Chhabra believes beauty brands should consider a digital-focused approached in the Indian market.
“For brands, there are opportunities to become a digital-first brand. There’s going to be opportunities for new brands also. It has become quite critical for them to explore [partnerships] with larger online platforms or build platforms of their own.”
Brick and mortar ambiguity
On the other hand, the company’s retail outlets have yet to see the same quick bounce back.
Currently, 23 out of 50 Nykaa stores are operational. However, the company cannot be sure when its offline retail stores be back to form.
“It’s hard to say what the numbers will be when it all comes back. In the next two to three months, we think it will be disrupted at best. At this moment, we want to see how in comes out.
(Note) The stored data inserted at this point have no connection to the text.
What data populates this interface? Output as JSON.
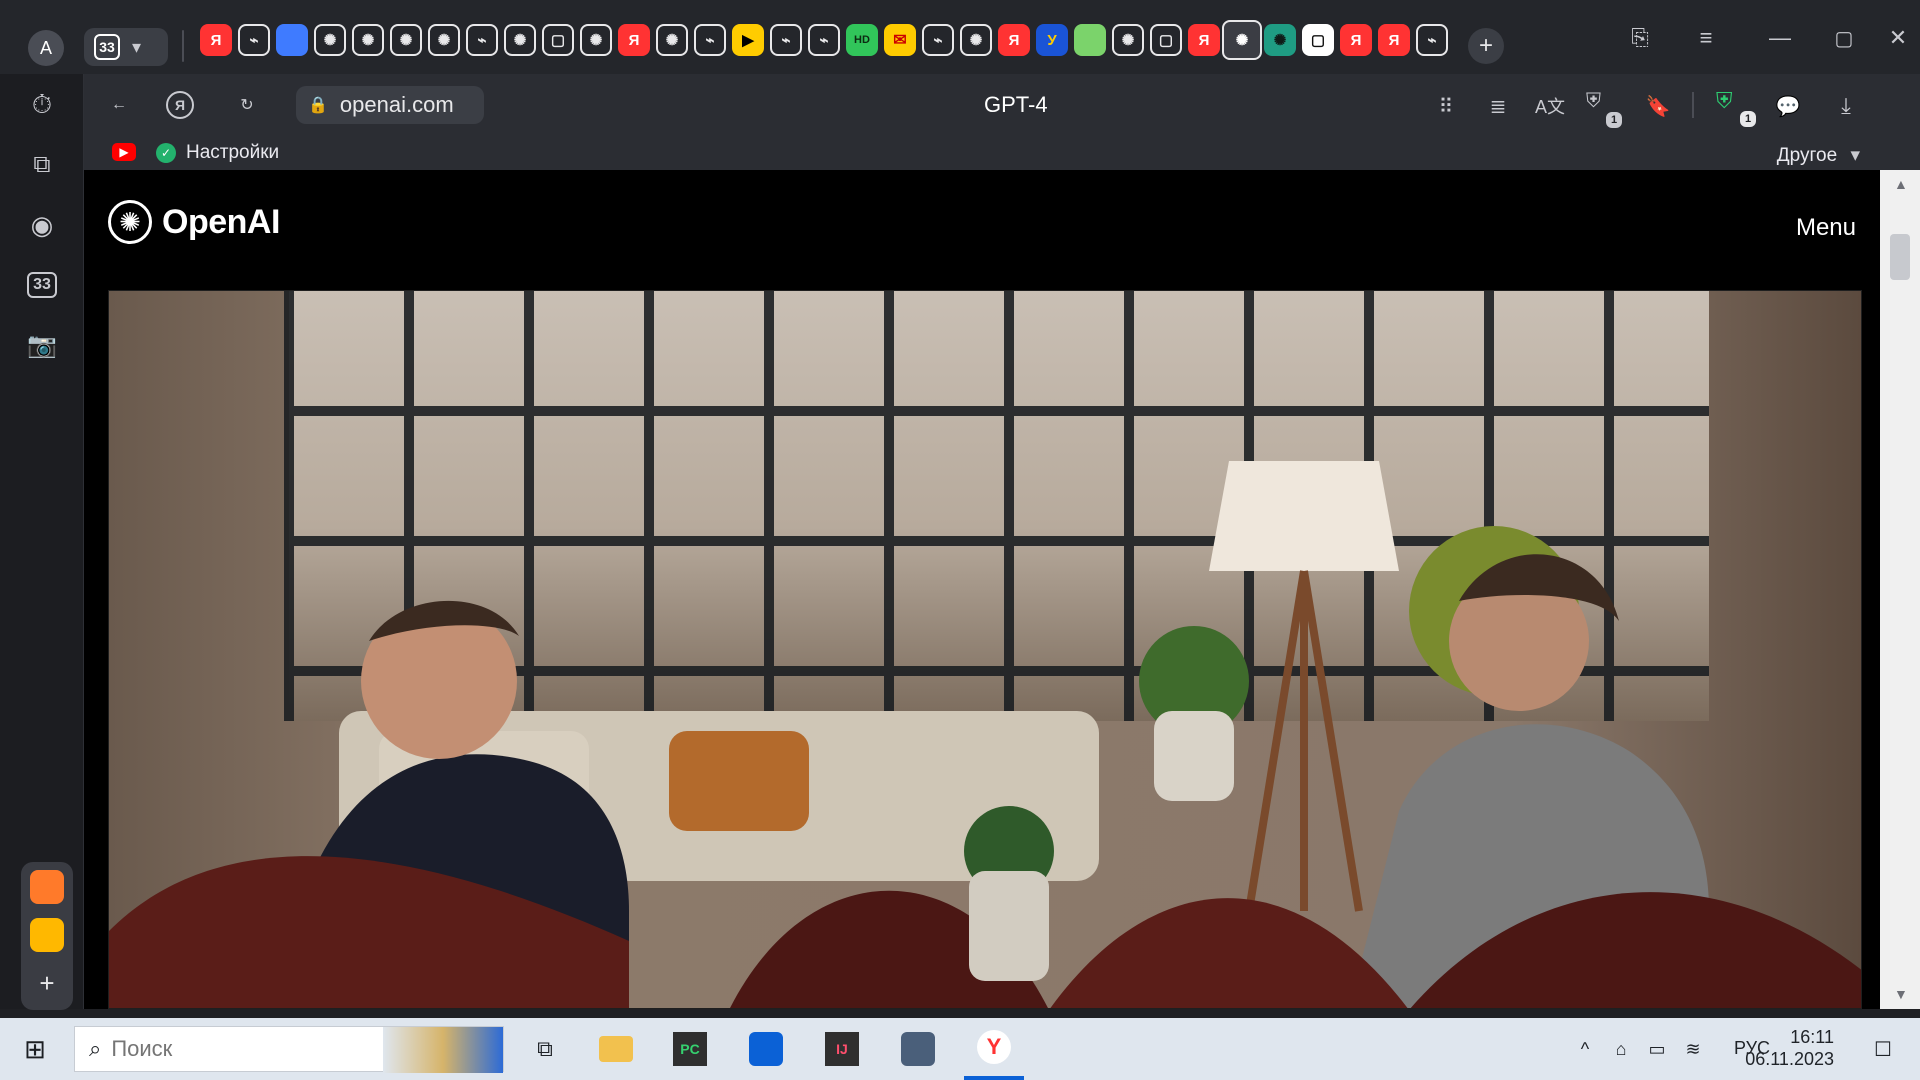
{
  "browser": {
    "profile_initial": "A",
    "tab_count": "33",
    "tab_title": "GPT-4",
    "url": "openai.com",
    "bookmarks": {
      "settings": "Настройки",
      "other": "Другое"
    },
    "notification_counts": {
      "security": "1",
      "shield": "1"
    }
  },
  "website": {
    "brand": "OpenAI",
    "menu": "Menu"
  },
  "sidebar": {
    "count": "33"
  },
  "taskbar": {
    "search_placeholder": "Поиск",
    "lang": "РУС",
    "time": "16:11",
    "date": "06.11.2023"
  },
  "colors": {
    "accent": "#0b61d6",
    "yandex_red": "#ff3333",
    "youtube_red": "#ff0000"
  },
  "icons": {
    "tabs": [
      "yandex-icon",
      "github-icon",
      "app-icon",
      "openai-icon",
      "openai-icon",
      "openai-icon",
      "openai-icon",
      "github-icon",
      "openai-icon",
      "document-icon",
      "openai-icon",
      "yandex-red-icon",
      "openai-icon",
      "github-icon",
      "play-icon",
      "github-icon",
      "github-icon",
      "hd-icon",
      "mail-icon",
      "github-icon",
      "openai-icon",
      "yandex-icon",
      "y-blue-icon",
      "green-icon",
      "openai-icon",
      "document-icon",
      "yandex-icon",
      "openai-icon",
      "chatgpt-icon",
      "document-icon",
      "yandex-icon",
      "yandex-icon",
      "github-icon"
    ]
  }
}
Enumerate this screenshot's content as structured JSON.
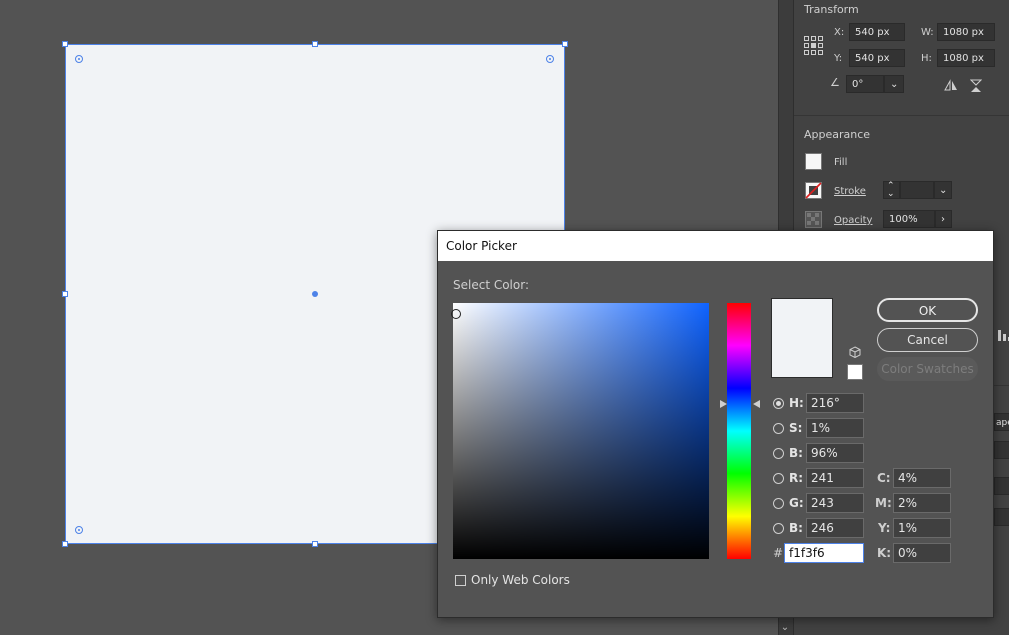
{
  "colors": {
    "artboard_fill": "#f1f3f6",
    "selection": "#4d82e8",
    "pure_hue": "#0f63ff"
  },
  "transform": {
    "title": "Transform",
    "x_label": "X:",
    "x_value": "540 px",
    "y_label": "Y:",
    "y_value": "540 px",
    "w_label": "W:",
    "w_value": "1080 px",
    "h_label": "H:",
    "h_value": "1080 px",
    "angle_value": "0°"
  },
  "appearance": {
    "title": "Appearance",
    "fill_label": "Fill",
    "stroke_label": "Stroke",
    "opacity_label": "Opacity",
    "opacity_value": "100%",
    "partial_text": "ape"
  },
  "dialog": {
    "title": "Color Picker",
    "select_color_label": "Select Color:",
    "ok_label": "OK",
    "cancel_label": "Cancel",
    "swatches_label": "Color Swatches",
    "h_label": "H:",
    "h_value": "216°",
    "s_label": "S:",
    "s_value": "1%",
    "b_label": "B:",
    "b_value": "96%",
    "r_label": "R:",
    "r_value": "241",
    "g_label": "G:",
    "g_value": "243",
    "bb_label": "B:",
    "bb_value": "246",
    "hash_label": "#",
    "hex_value": "f1f3f6",
    "c_label": "C:",
    "c_value": "4%",
    "m_label": "M:",
    "m_value": "2%",
    "y_label": "Y:",
    "y_value": "1%",
    "k_label": "K:",
    "k_value": "0%",
    "web_colors_label": "Only Web Colors"
  }
}
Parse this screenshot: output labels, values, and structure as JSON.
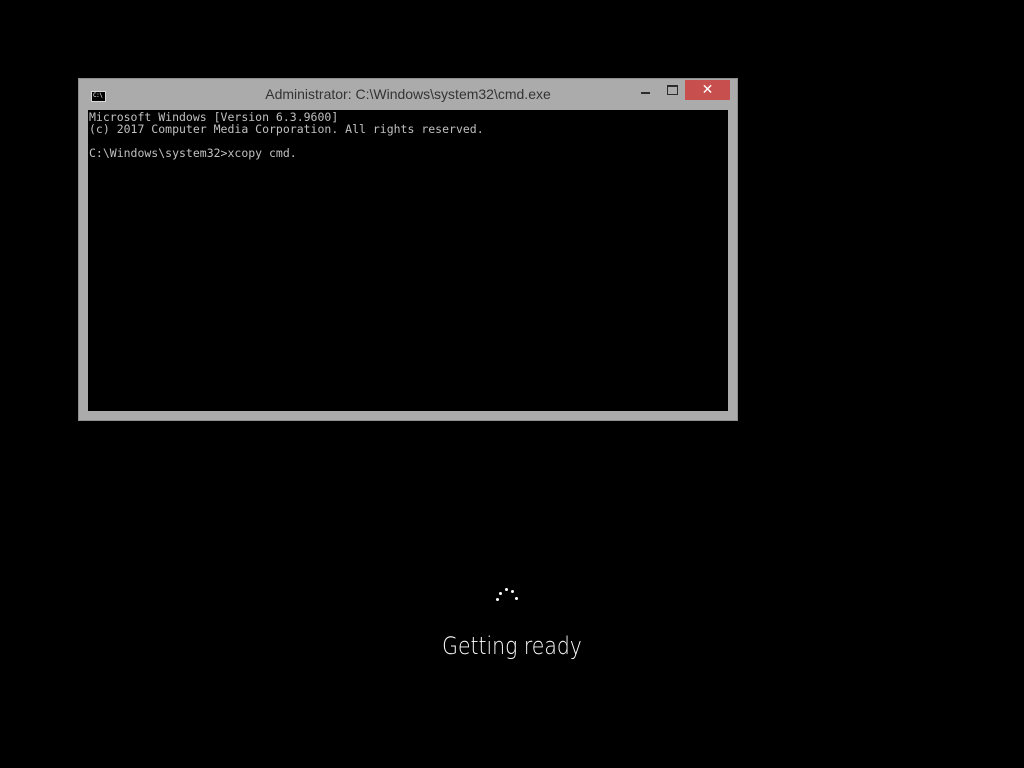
{
  "window": {
    "title": "Administrator: C:\\Windows\\system32\\cmd.exe",
    "icon_label": "C:\\",
    "close_glyph": "✕"
  },
  "console": {
    "lines": [
      "Microsoft Windows [Version 6.3.9600]",
      "(c) 2017 Computer Media Corporation. All rights reserved.",
      "C:\\Windows\\system32>xcopy cmd."
    ]
  },
  "setup": {
    "status": "Getting ready"
  },
  "colors": {
    "desktop_bg": "#000000",
    "window_frame": "#ababab",
    "close_button": "#c7504e",
    "console_text": "#c0c0c0"
  }
}
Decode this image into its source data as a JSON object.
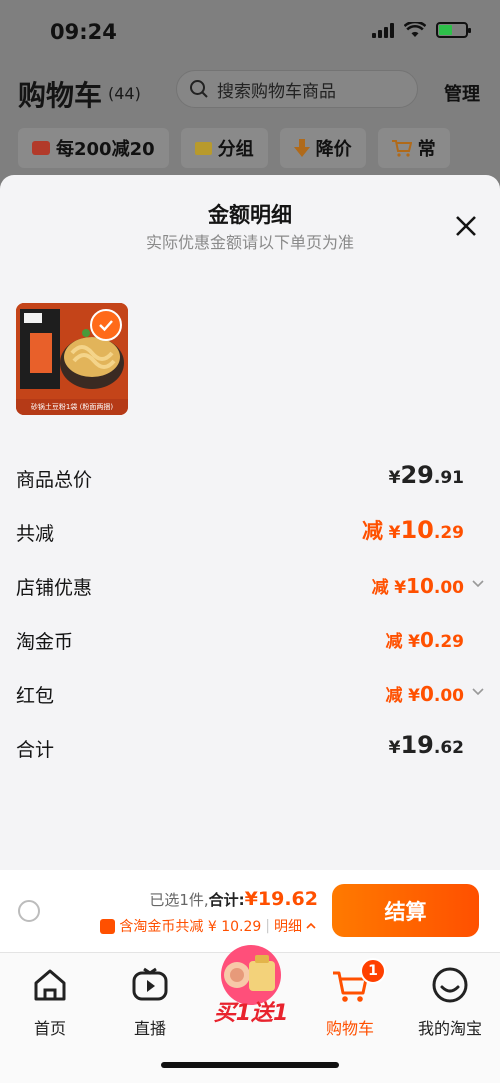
{
  "status": {
    "time": "09:24"
  },
  "cart": {
    "title": "购物车",
    "count": "(44)",
    "search_placeholder": "搜索购物车商品",
    "manage_label": "管理",
    "filters": [
      {
        "label": "每200减20",
        "icon": "wallet-icon"
      },
      {
        "label": "分组",
        "icon": "folder-icon"
      },
      {
        "label": "降价",
        "icon": "price-drop-icon"
      },
      {
        "label": "常",
        "icon": "cart-icon"
      }
    ]
  },
  "sheet": {
    "title": "金额明细",
    "subtitle": "实际优惠金额请以下单页为准",
    "product": {
      "caption": "砂锅土豆粉1袋 (粉面两捆)"
    },
    "rows": [
      {
        "label": "商品总价",
        "prefix": "",
        "yen": "¥",
        "main": "29",
        "decimal": ".91",
        "style": "plain"
      },
      {
        "label": "共减",
        "prefix": "减",
        "yen": "¥",
        "main": "10",
        "decimal": ".29",
        "style": "orange-big"
      },
      {
        "label": "店铺优惠",
        "prefix": "减",
        "yen": "¥",
        "main": "10",
        "decimal": ".00",
        "style": "orange-small"
      },
      {
        "label": "淘金币",
        "prefix": "减",
        "yen": "¥",
        "main": "0",
        "decimal": ".29",
        "style": "orange-small"
      },
      {
        "label": "红包",
        "prefix": "减",
        "yen": "¥",
        "main": "0",
        "decimal": ".00",
        "style": "orange-small"
      },
      {
        "label": "合计",
        "prefix": "",
        "yen": "¥",
        "main": "19",
        "decimal": ".62",
        "style": "plain"
      }
    ]
  },
  "checkout": {
    "selected_text": "已选1件,",
    "total_label": "合计:",
    "total_value": "¥19.62",
    "discount_text": "含淘金币共减 ¥ 10.29",
    "detail_link": "明细",
    "button_label": "结算"
  },
  "tabs": [
    {
      "label": "首页",
      "icon": "home-icon"
    },
    {
      "label": "直播",
      "icon": "live-icon"
    },
    {
      "label": "买1送1",
      "icon": "promo-icon"
    },
    {
      "label": "购物车",
      "icon": "cart-icon",
      "badge": "1"
    },
    {
      "label": "我的淘宝",
      "icon": "profile-icon"
    }
  ],
  "colors": {
    "accent": "#ff5000",
    "sheet_bg": "#f4f4f6",
    "overlay": "#7f7f7f"
  }
}
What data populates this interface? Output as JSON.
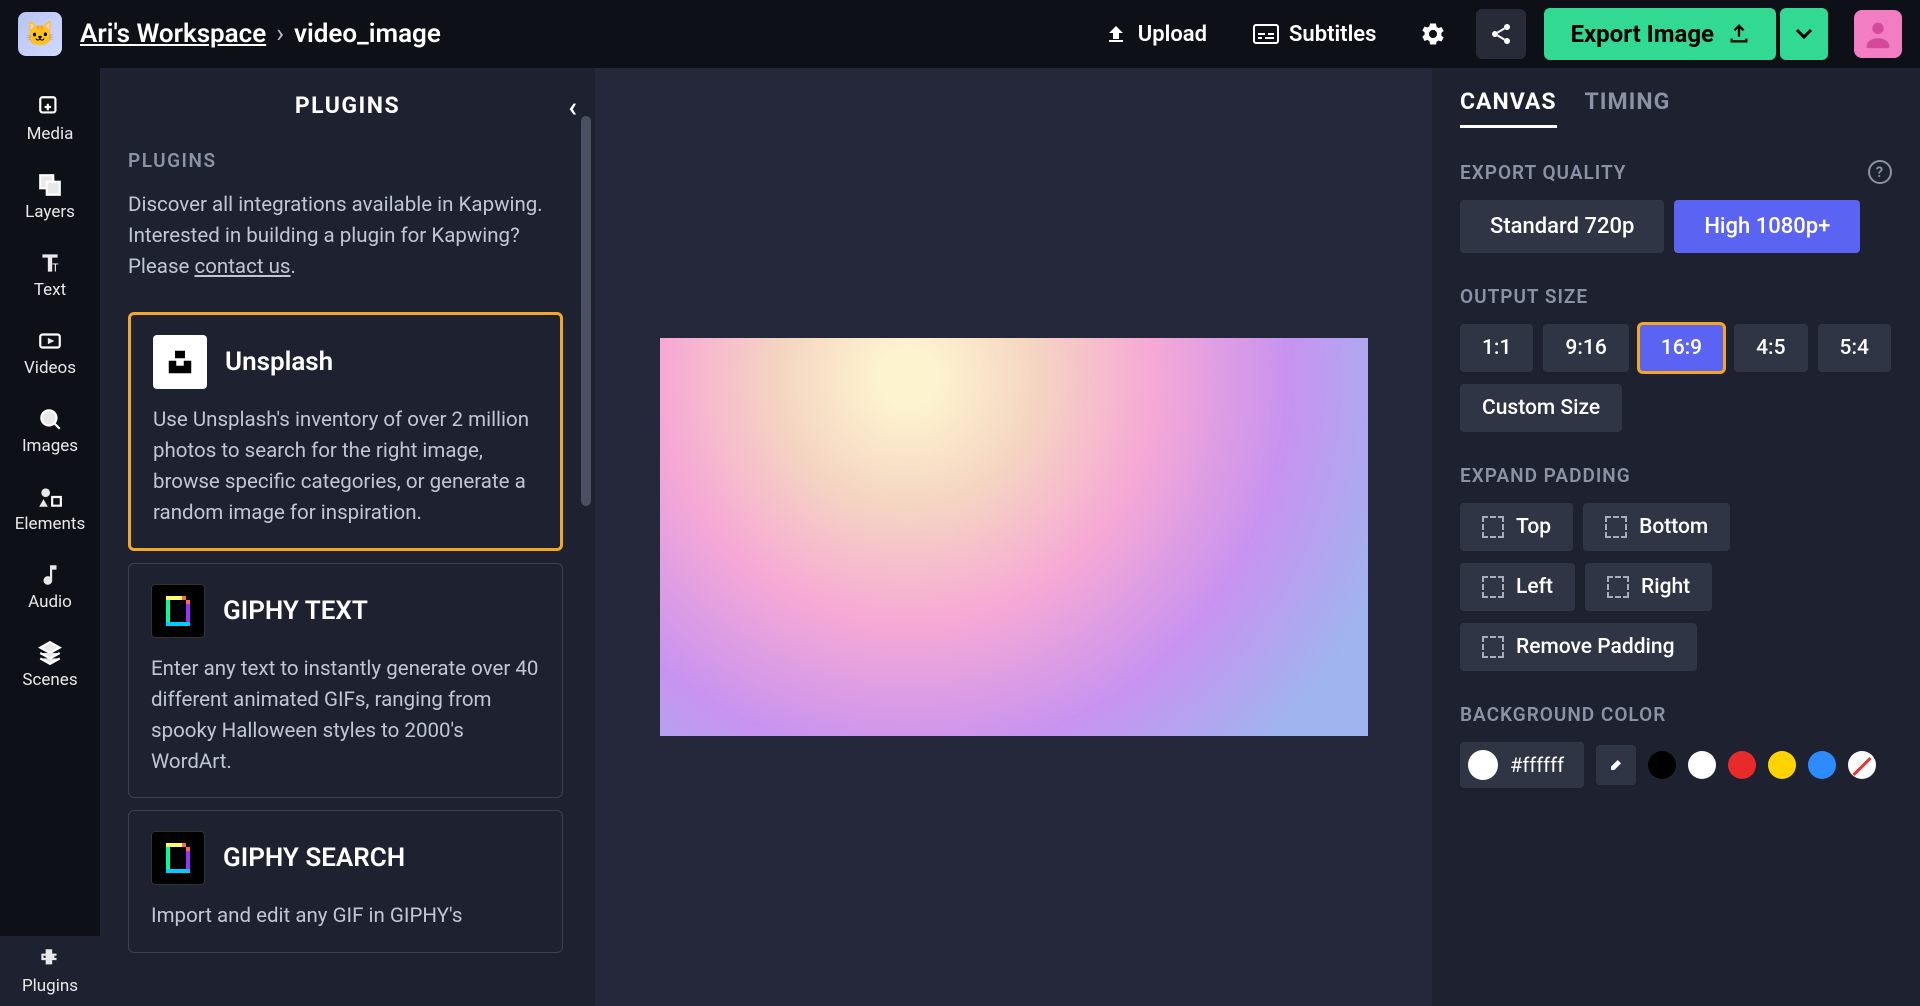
{
  "header": {
    "workspace": "Ari's Workspace",
    "breadcrumb_sep": "›",
    "project": "video_image",
    "upload": "Upload",
    "subtitles": "Subtitles",
    "export": "Export Image"
  },
  "rail": {
    "items": [
      {
        "label": "Media"
      },
      {
        "label": "Layers"
      },
      {
        "label": "Text"
      },
      {
        "label": "Videos"
      },
      {
        "label": "Images"
      },
      {
        "label": "Elements"
      },
      {
        "label": "Audio"
      },
      {
        "label": "Scenes"
      },
      {
        "label": "Plugins"
      }
    ]
  },
  "panel": {
    "title": "PLUGINS",
    "subhead": "PLUGINS",
    "desc_pre": "Discover all integrations available in Kapwing. Interested in building a plugin for Kapwing? Please ",
    "desc_link": "contact us",
    "desc_post": ".",
    "plugins": [
      {
        "name": "Unsplash",
        "desc": "Use Unsplash's inventory of over 2 million photos to search for the right image, browse specific categories, or generate a random image for inspiration."
      },
      {
        "name": "GIPHY TEXT",
        "desc": "Enter any text to instantly generate over 40 different animated GIFs, ranging from spooky Halloween styles to 2000's WordArt."
      },
      {
        "name": "GIPHY SEARCH",
        "desc": "Import and edit any GIF in GIPHY's"
      }
    ]
  },
  "sidebar": {
    "tabs": {
      "canvas": "CANVAS",
      "timing": "TIMING"
    },
    "export_quality": {
      "label": "EXPORT QUALITY",
      "standard": "Standard 720p",
      "high": "High 1080p+"
    },
    "output_size": {
      "label": "OUTPUT SIZE",
      "ratios": [
        "1:1",
        "9:16",
        "16:9",
        "4:5",
        "5:4"
      ],
      "custom": "Custom Size"
    },
    "expand_padding": {
      "label": "EXPAND PADDING",
      "top": "Top",
      "bottom": "Bottom",
      "left": "Left",
      "right": "Right",
      "remove": "Remove Padding"
    },
    "bg_color": {
      "label": "BACKGROUND COLOR",
      "hex": "#ffffff",
      "swatches": [
        "#000000",
        "#ffffff",
        "#e82a2a",
        "#ffd400",
        "#2e8bff"
      ]
    }
  }
}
We may face a slowdown,” said Chhabra.
Right now, Nykaa has observed that consumers that do walk into its stores have intent to purchase and the average basket purchase size is higher.
She foresees that consumers may now no longer be comfortable with shopping in-store.
“We have stopped testers and we feel customers are no longer comfortable with that, hence we all have to work towards AR and VR. Social distancing in stores and cashless payments… I think all will become norms to come.”
Overall, the firm continues to be confident in the beauty category.
“In the long-run, beauty will see a resurgance as a way of expression, because there is an inherent need, but just in different perspectives when you look at product category,” said Chhabra.
She concluded: “It’s not survival of the fittest anymore. To survive you have to become even more agile, adaptive and responsive. We have to manage the supply chains of products and quickly adapt to the changing needs of the environment.”